With winds blowing up to 195 km/h, the biggest storm in more than a decade in the Bay of Bengal hit Sunday between Sittwe, capital of Rakhine state, and Cox’s Bazar in neighboring Bangladesh.

By late Sunday, the cyclone had largely passed, sparing the maze of refugee camps in Bangladesh where nearly a million Rohingya live. Bangladeshi authorities reported no deaths.

At least five people have been killed in Burma, the country’s ruling junta said in a statement on Monday.

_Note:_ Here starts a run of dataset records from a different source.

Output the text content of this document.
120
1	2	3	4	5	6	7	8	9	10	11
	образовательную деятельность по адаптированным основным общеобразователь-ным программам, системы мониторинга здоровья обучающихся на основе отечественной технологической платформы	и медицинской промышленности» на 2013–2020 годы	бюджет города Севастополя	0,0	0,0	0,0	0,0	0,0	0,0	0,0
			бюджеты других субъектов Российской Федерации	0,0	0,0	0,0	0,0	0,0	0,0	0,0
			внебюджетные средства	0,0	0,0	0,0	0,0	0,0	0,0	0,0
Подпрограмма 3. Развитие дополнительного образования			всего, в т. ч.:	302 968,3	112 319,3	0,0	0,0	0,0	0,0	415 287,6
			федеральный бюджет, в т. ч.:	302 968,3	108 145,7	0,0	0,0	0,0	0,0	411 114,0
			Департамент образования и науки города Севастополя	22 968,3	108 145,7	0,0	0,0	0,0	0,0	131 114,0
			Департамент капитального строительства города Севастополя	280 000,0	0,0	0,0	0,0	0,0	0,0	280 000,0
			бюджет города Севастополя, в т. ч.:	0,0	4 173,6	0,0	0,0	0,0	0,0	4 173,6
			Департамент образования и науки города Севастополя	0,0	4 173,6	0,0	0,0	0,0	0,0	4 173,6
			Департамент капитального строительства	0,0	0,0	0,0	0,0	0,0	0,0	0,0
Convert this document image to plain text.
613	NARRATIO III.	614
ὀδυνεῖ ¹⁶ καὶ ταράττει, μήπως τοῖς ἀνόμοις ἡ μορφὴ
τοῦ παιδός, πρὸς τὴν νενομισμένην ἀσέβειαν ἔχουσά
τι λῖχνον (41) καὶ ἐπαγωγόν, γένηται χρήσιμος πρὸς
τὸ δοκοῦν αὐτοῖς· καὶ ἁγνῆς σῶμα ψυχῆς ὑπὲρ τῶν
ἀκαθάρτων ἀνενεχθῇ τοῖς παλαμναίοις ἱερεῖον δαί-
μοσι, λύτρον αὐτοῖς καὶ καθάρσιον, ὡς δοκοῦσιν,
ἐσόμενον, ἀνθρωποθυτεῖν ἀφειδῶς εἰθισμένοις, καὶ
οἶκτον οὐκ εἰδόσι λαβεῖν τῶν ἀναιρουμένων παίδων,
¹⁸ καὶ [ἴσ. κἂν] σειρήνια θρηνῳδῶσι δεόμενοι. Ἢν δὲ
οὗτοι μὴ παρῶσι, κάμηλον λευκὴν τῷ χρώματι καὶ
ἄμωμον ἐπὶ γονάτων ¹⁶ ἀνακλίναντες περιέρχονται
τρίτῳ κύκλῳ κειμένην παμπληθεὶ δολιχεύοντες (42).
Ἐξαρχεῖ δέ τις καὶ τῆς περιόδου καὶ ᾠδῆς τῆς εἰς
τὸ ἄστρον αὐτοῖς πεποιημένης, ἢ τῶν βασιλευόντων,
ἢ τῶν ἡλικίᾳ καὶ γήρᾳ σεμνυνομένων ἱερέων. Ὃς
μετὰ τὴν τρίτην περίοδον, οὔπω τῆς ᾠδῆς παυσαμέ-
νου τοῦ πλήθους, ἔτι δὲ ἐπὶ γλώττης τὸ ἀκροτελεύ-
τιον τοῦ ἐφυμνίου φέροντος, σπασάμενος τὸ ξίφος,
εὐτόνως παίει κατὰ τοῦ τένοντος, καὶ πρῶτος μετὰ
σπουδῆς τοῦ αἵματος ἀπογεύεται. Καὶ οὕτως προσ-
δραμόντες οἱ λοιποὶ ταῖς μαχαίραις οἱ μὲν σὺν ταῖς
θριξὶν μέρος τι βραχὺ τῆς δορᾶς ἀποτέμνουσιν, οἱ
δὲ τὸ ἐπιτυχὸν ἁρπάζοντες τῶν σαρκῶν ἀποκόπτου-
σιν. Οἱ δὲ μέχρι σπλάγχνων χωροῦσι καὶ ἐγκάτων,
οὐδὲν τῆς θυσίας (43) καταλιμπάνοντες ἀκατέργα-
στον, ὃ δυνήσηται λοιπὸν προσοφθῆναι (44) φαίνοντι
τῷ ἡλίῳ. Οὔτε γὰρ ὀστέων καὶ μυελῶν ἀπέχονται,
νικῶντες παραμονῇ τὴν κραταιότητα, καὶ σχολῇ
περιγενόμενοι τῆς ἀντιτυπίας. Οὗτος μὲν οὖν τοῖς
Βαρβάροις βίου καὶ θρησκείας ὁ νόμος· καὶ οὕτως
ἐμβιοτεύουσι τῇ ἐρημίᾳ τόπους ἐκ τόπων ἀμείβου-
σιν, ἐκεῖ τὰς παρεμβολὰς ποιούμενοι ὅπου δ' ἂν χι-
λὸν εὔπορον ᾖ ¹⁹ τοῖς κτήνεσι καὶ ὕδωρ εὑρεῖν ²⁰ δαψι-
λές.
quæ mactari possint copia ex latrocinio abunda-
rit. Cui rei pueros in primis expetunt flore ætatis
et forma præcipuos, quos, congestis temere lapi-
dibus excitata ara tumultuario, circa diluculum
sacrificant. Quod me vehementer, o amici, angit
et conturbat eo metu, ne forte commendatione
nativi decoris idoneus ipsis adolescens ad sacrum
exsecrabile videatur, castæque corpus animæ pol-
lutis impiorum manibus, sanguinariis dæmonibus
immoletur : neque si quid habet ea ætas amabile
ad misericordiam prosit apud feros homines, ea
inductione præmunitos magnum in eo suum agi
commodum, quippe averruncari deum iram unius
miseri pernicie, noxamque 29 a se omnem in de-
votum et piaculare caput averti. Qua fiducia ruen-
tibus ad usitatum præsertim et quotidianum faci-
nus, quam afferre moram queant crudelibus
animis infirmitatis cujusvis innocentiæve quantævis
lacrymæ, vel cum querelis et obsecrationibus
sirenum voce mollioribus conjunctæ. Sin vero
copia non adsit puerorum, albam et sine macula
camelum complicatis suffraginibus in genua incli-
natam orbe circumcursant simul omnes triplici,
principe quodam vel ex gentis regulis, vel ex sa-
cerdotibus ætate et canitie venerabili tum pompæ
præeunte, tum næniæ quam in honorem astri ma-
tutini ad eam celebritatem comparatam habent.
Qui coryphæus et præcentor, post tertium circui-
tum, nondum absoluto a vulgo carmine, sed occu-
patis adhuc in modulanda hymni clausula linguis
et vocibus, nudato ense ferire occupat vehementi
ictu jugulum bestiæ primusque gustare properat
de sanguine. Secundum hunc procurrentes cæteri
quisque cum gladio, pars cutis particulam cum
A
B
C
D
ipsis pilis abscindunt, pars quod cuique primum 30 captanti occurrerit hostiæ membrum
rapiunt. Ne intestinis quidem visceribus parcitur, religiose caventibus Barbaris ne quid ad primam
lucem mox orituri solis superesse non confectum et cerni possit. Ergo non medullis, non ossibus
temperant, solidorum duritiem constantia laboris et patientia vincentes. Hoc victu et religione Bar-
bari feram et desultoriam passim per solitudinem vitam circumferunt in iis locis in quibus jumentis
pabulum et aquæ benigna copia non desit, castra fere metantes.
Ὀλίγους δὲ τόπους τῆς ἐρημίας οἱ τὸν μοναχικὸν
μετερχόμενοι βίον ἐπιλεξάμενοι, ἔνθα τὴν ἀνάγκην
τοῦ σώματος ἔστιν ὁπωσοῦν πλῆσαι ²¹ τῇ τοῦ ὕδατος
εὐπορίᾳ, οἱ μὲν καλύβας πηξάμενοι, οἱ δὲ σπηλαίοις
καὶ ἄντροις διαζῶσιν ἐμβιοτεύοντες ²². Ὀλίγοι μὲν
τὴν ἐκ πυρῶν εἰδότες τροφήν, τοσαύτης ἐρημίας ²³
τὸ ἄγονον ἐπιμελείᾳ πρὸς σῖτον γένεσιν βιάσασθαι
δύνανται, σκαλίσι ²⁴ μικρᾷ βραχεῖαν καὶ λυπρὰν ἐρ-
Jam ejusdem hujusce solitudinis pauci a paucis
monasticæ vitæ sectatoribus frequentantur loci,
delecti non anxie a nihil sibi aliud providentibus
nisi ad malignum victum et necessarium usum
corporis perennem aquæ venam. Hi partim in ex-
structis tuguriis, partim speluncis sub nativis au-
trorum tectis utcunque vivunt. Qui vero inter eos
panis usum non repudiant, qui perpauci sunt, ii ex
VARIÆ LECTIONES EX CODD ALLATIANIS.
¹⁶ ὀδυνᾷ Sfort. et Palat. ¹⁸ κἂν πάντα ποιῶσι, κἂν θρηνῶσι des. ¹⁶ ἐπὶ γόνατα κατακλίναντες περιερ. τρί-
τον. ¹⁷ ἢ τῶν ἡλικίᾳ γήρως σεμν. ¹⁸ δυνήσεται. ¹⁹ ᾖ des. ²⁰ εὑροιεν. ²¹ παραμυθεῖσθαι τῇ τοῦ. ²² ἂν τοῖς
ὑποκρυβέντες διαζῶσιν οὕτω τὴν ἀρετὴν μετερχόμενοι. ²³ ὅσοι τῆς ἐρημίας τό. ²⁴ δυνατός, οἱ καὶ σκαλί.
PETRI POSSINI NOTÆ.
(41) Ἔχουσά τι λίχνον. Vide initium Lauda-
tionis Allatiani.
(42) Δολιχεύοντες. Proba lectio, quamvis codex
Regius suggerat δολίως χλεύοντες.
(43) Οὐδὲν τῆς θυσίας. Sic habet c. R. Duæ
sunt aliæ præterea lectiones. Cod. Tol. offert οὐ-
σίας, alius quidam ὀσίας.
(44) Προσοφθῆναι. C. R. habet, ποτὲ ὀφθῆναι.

“Some residents were injured” on the passage of Mochasaid the junta, adding that 864 houses and 14 hospitals or clinics had been damaged.

Communications with Sittwe, home to around 150,000 people and which bore the brunt of the storm, according to cyclone tracking sites, remained largely unresolved as of Monday.

Hundreds of people who had left to take shelter on the heights were returning to the city by a road strewn with trees, pylons and electric cables, according to AFP correspondents.

About 10 km from Sittwe, a military checkpoint prohibited access to cars and vans, forcing the population to continue their journey on motorbikes or on foot.

At least five people died in the city and around 25 others were injured, local rescue worker Ko Lin Lin told AFP.

It is unclear whether some of these victims were counted in the junta’s toll.

“In a monastery”

“I was in a Buddhist monastery when the storm arrived,” a resident told AFP, “the prayer hall and the monks’ refectory collapsed.”

“We had to move from one building to another. The roads are now blocked by trees and pylons”.

The cyclone slammed into the Myanmar shoreline on Sunday, causing a meter-long tidal surge and strong winds that toppled a communications tower in Sittwe, according to footage posted on social media.

Media linked to the junta have reported that hundreds of mobile phone masts are no longer operational.

Junta leader Min Aung Hlaing ‘asked officials to prepare the transport of relief supplies to Sittwe airport’, state media reported on Monday, without giving details on when relief supplies would arrive. .

According to the United Nations, communication problems do not yet make it possible to assess the damage in Rakhine State, where most of the Rohingya minority lives.

“The first information that goes back suggests that the damage is significant,” said the United Nations Office for the Coordination of Humanitarian Affairs (OCHA) on Sunday evening.

In Bangladesh, where the authorities claimed to have evacuated 750,000 people, Kamrul Hasan, a ministerial official, told AFP that the cyclone caused no casualties. In the Rohingya camps, where an estimated one million refugees live in 190,000 bamboo and tarpaulin shelters, the damage is minimal.

“Around 300 shelters were destroyed by the cyclone,” deputy refugee commissioner Shamsud Douza told AFP.

Destroyed houses

According to this official, the authorities were now distributing bamboo, tarpaulins and various materials so that the affected Rohingya could rebuild their shelters.

The risks of landslides in the camps are also low “due to scanty rainfall”.

“The sky has become clear. The cyclone Mocha is the strongest storm to hit Bangladesh since Cyclone Sidr,” Azizur Rahman, director of Bangladesh’s meteorology department, told AFP.

On the Bangladeshi island of Shapuree, residents were busy repairing their damaged homes and digging through the rubble to recover goods scattered as Mocha.

“My house was destroyed by the cyclone,” Selim Khan, 27, a Rohingya from Nayapara refugee camp in the town of Teknaf, told AFP.

“I survived because I took refuge in a school with my three children”, he specified, before adding: “I am rebuilding my house”.

In November 2007, sidr ravaged the southern coast of Bangladesh, killing more than 3,000 people and causing billions of dollars in damage.

In recent years, improved weather forecasting and more efficient evacuations have drastically reduced the number of cyclone fatalities.

Scientists have warned that cyclones are getting more powerful in some parts of the world due to global warming.